System and chip design companies are always pushing the envelope to innovate while striving to shorten the development cycles, lower costs and mitigate the tape-out risks. It has now become more important than ever to have the flexibility to morph products quickly to meet the changing trends and yet meet tight time-to-market deadlines. The need to have this flexibility to meet the changing needs, has led design teams to develop a superset of features and modes which can be programmed to create desired variants of SoC’s and IPs.
The growth in areas such as AI, machine learning, virtual/augmented reality and automotive has also increased this need to have the flexibility to program the SoC in different modes and turn on/off the features as needed. This is more so in the case of evolving technologies where developers want to modify the settings of the SoC if needed. The need for this flexibility has led to much of the functionality in a SoC-based system to be implemented as software leveraging the SoC platform to create the desired upgrades and variants of the chip.

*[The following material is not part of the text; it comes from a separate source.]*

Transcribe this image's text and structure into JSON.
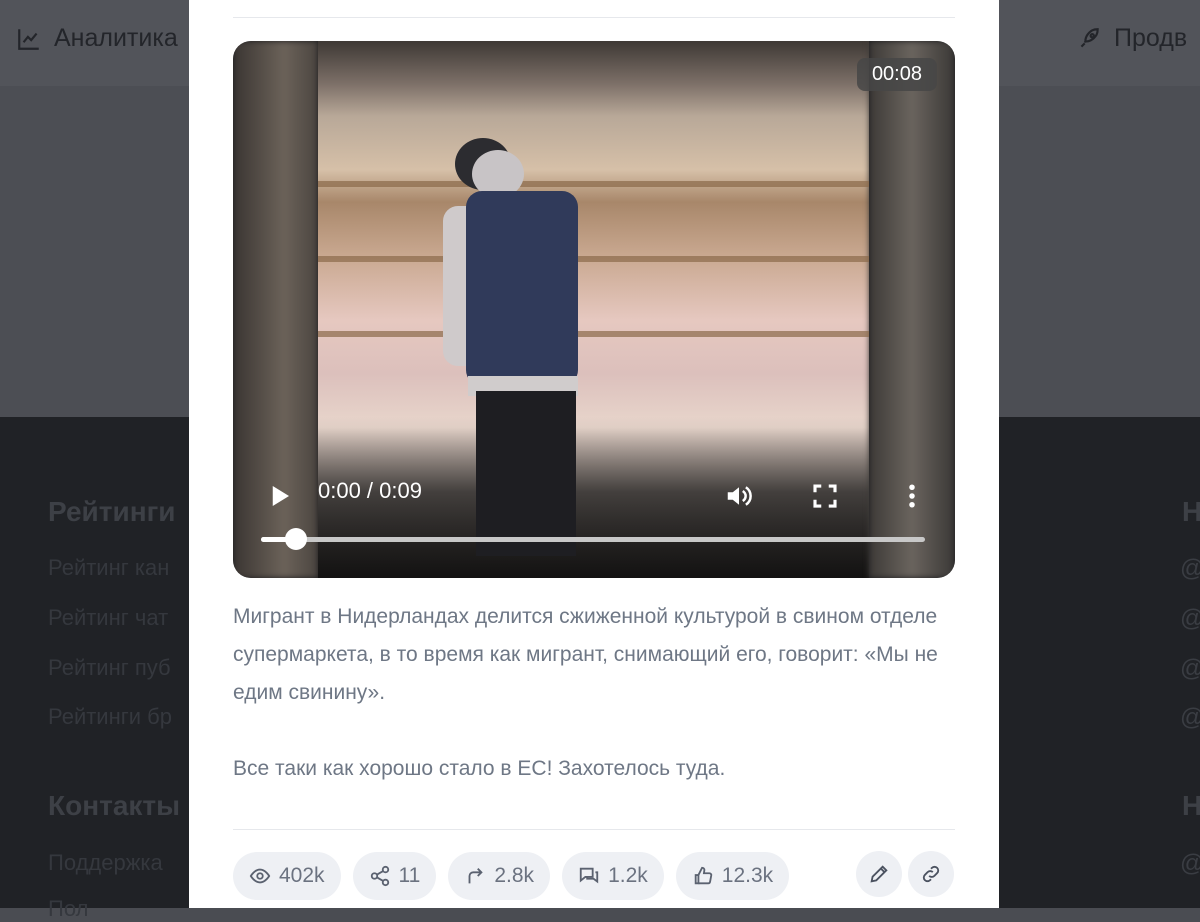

The dual needs for increased productivity and flexibility are typically met by managing the hardware-software interface (HSI) effectively. Writing/reading registers and interrupts are the primary way that the behavior of most SoCs/IPs are controlled and queried. Modeling tens of thousands of registers manually and verifying them is an error prone task and inevitably leads to delays in project timelines, which design teams can ill afford. For the HSI to be successfully implemented, there is a need for interaction between system architects, software developers, hardware designers, system integrators and verification specialists, which is often at best tardy. This has led to a need for developing the HSI specification at higher levels of abstraction to define the different types of registers, memory maps, which can automatically generate an “executable”, such as Verilog, VHDL languages, C header files to be leveraged by all the stakeholders involved in the development of the SoC.